In order to build a #[no_std] executable we will need libc as a dependency. We can specify this using our Cargo.toml file:

[dependencies]
libc = { version = "0.2.146", default-features = false }

Note that the default features have been disabled. This is a critical step - the default features of libc include the std crate and so must be disabled.

Alternatively, we can use the unstable rustc_private private feature together with an extern crate libc; declaration as shown in the examples below.

Writing an executable without std

We will probably need a nightly version of the compiler to produce a #![no_std] executable because on many platforms, we have to provide the eh_personality lang item, which is unstable.

Controlling the entry point is possible in two ways: the #[start] attribute, or overriding the default shim for the C main function with your own.
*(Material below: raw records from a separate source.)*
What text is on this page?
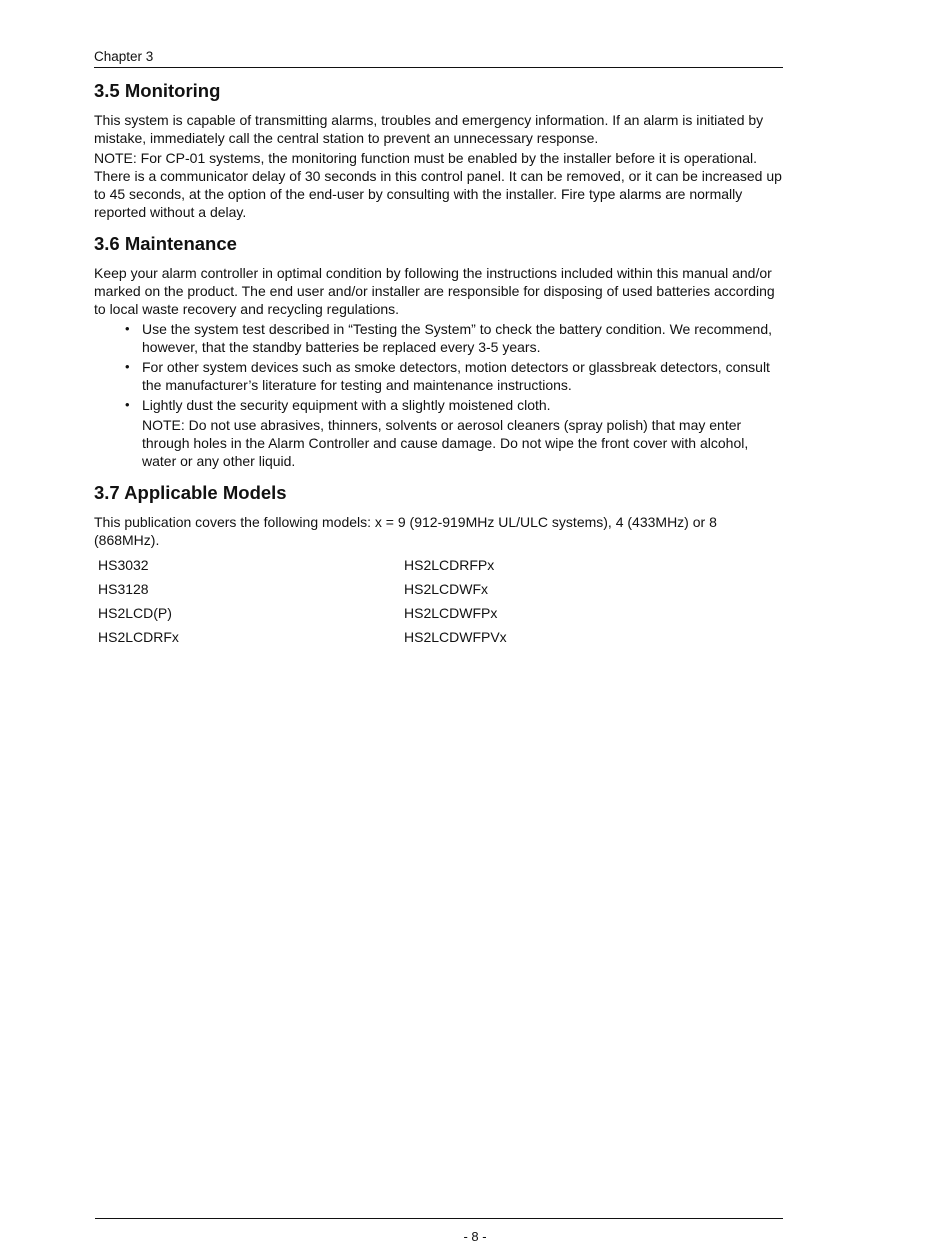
Chapter 3
3.5 Monitoring

This system is capable of transmitting alarms, troubles and emergency information. If an alarm is initiated by mistake, immediately call the central station to prevent an unnecessary response.

NOTE: For CP-01 systems, the monitoring function must be enabled by the installer before it is operational. There is a communicator delay of 30 seconds in this control panel. It can be removed, or it can be increased up to 45 seconds, at the option of the end-user by consulting with the installer. Fire type alarms are normally reported without a delay.

3.6 Maintenance

Keep your alarm controller in optimal condition by following the instructions included within this manual and/or marked on the product. The end user and/or installer are responsible for disposing of used batteries according to local waste recovery and recycling regulations.

• Use the system test described in “Testing the System” to check the battery condition. We recommend, however, that the standby batteries be replaced every 3-5 years.
• For other system devices such as smoke detectors, motion detectors or glassbreak detectors, consult the manufacturer’s literature for testing and maintenance instructions.
• Lightly dust the security equipment with a slightly moistened cloth.

NOTE: Do not use abrasives, thinners, solvents or aerosol cleaners (spray polish) that may enter through holes in the Alarm Controller and cause damage. Do not wipe the front cover with alcohol, water or any other liquid.

3.7 Applicable Models

This publication covers the following models: x = 9 (912-919MHz UL/ULC systems), 4 (433MHz) or 8 (868MHz).

HS3032	HS2LCDRFPx
HS3128	HS2LCDWFx
HS2LCD(P)	HS2LCDWFPx
HS2LCDRFx	HS2LCDWFPVx
- 8 -
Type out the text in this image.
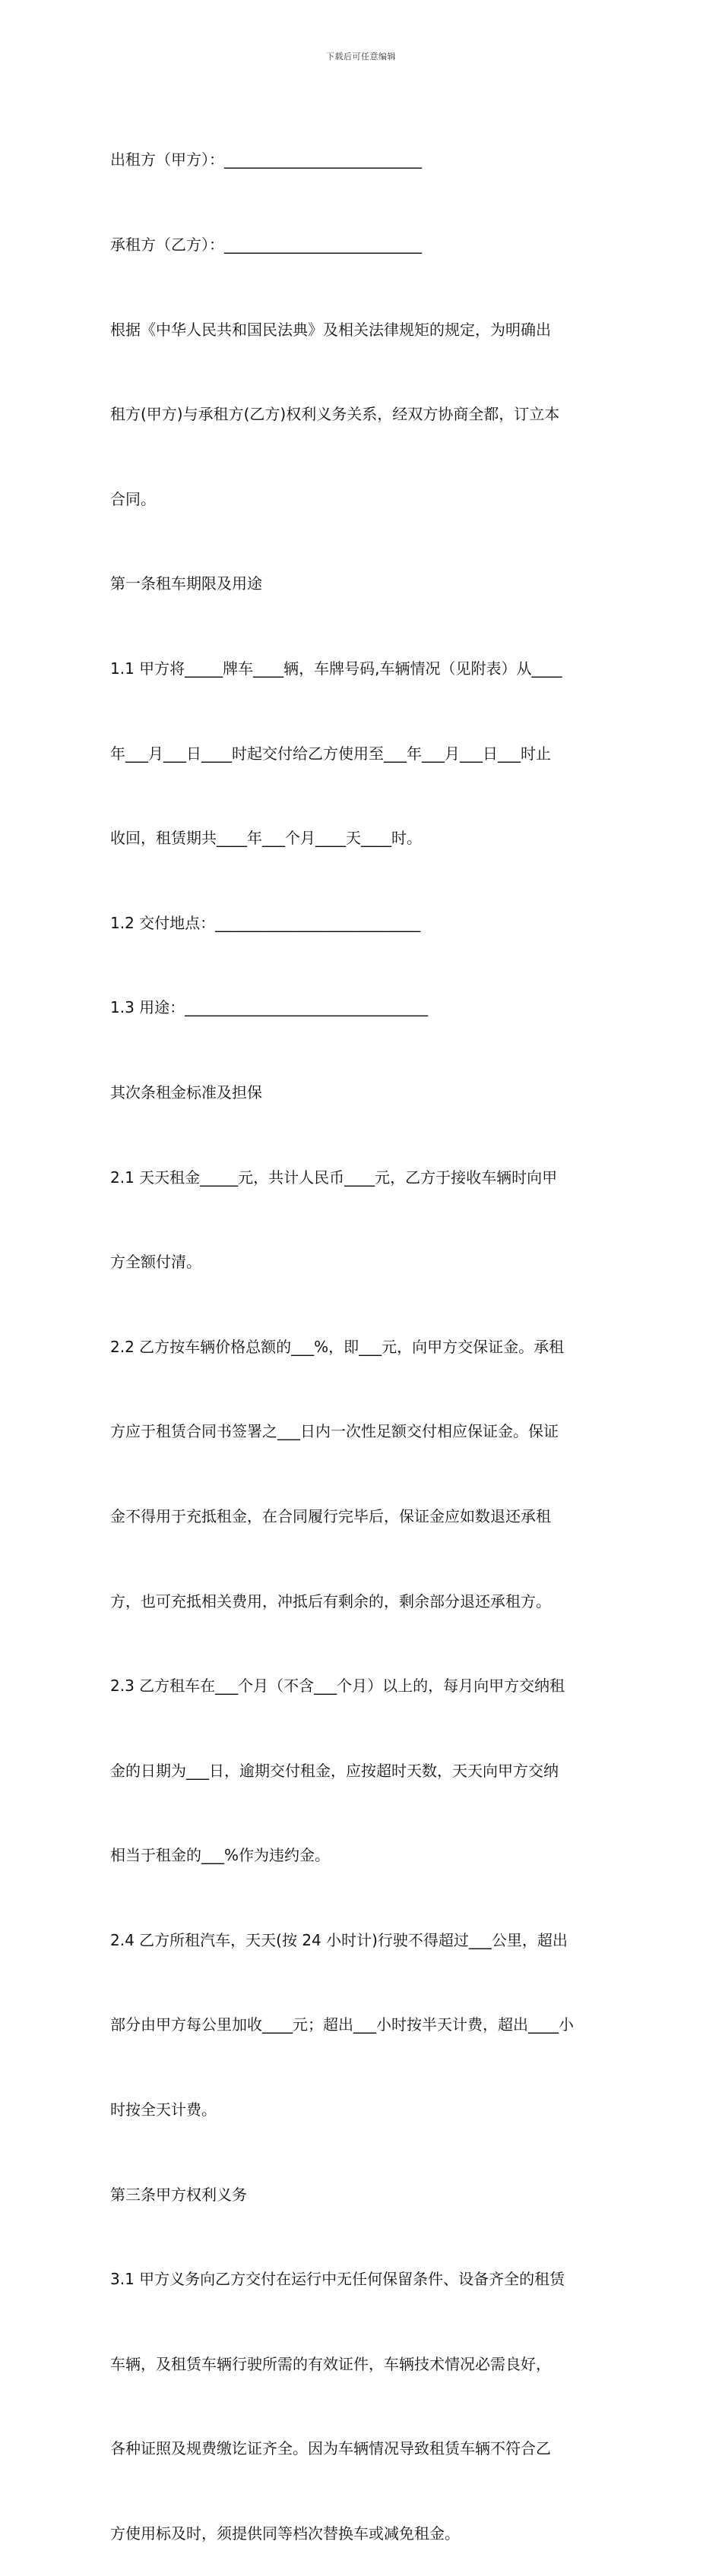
下载后可任意编辑

出租方（甲方）：__________________________

承租方（乙方）：__________________________

根据《中华人民共和国民法典》及相关法律规矩的规定，为明确出

租方(甲方)与承租方(乙方)权利义务关系，经双方协商全都，订立本

合同。

第一条租车期限及用途

1.1 甲方将_____牌车____辆，车牌号码,车辆情况（见附表）从____

年___月___日____时起交付给乙方使用至___年___月___日___时止

收回，租赁期共____年___个月____天____时。

1.2 交付地点：___________________________

1.3 用途：________________________________

其次条租金标准及担保

2.1 天天租金_____元，共计人民币____元，乙方于接收车辆时向甲

方全额付清。

2.2 乙方按车辆价格总额的___%，即___元，向甲方交保证金。承租

方应于租赁合同书签署之___日内一次性足额交付相应保证金。保证

金不得用于充抵租金，在合同履行完毕后，保证金应如数退还承租

方，也可充抵相关费用，冲抵后有剩余的，剩余部分退还承租方。

2.3 乙方租车在___个月（不含___个月）以上的，每月向甲方交纳租

金的日期为___日，逾期交付租金，应按超时天数，天天向甲方交纳

相当于租金的___%作为违约金。

2.4 乙方所租汽车，天天(按 24 小时计)行驶不得超过___公里，超出

部分由甲方每公里加收____元；超出___小时按半天计费，超出____小

时按全天计费。

第三条甲方权利义务

3.1 甲方义务向乙方交付在运行中无任何保留条件、设备齐全的租赁

车辆，及租赁车辆行驶所需的有效证件，车辆技术情况必需良好，

各种证照及规费缴讫证齐全。因为车辆情况导致租赁车辆不符合乙

方使用标及时，须提供同等档次替换车或减免租金。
Additionally, it's required to define a panic handler function.

The function marked #[start] is passed the command line parameters in the same format as C (aside from the exact integer types being used):

#![feature(start, lang_items, core_intrinsics, rustc_private)]
#![allow(internal_features)]
#![no_std]

// Necessary for `panic = "unwind"` builds on some platforms.
#![feature(panic_unwind)]
extern crate unwind;

// Pull in the system libc library for what crt0.o likely requires.
extern crate libc;

use core::panic::PanicInfo;

// Entry point for this program.
#[start]
fn main(_argc: isize, _argv: *const *const u8) -> isize {
    0
}

// These functions are used by the compiler, but not for an empty program like this.
// They are normally provided by `std`.
#[lang = "eh_personality"]
fn rust_eh_personality() {}
#[panic_handler]
fn panic_handler(_info: &PanicInfo) -> ! { core::intrinsics::abort() }

To override the compiler-inserted main shim, we have to disable it with #![no_main] and then create the appropriate symbol with the correct ABI and the correct name, which requires overriding the compiler's name mangling too:

#![feature(lang_items, core_intrinsics, rustc_private)]
#![allow(internal_features)]
#![no_std]
#![no_main]

// Necessary for `panic = "unwind"` builds on some platforms.
#![feature(panic_unwind)]
extern crate unwind;

// Pull in the system libc library for what crt0.o likely requires.
extern crate libc;

use core::ffi::{c_char, c_int};
use core::panic::PanicInfo;

// Entry point for this program.
#[no_mangle] // ensure that this symbol is included in the output as `main`
extern "C" fn main(_argc: c_int, _argv: *const *const c_char) -> c_int {
    0
}

// These functions are used by the compiler, but not for an empty program like this.
// They are normally provided by `std`.
#[lang = "eh_personality"]
fn rust_eh_personality() {}
#[panic_handler]
fn panic_handler(_info: &PanicInfo) -> ! { core::intrinsics::abort() }

If you are working with a target that doesn't have binary releases of the standard library available via rustup (this probably means you are building the core crate yourself) and need compiler-rt intrinsics (i.e. you are probably getting linker errors when building an executable: undefined reference to `__aeabi_memcpy'), you need to manually link to the compiler_builtins crate to get those intrinsics and solve the linker errors.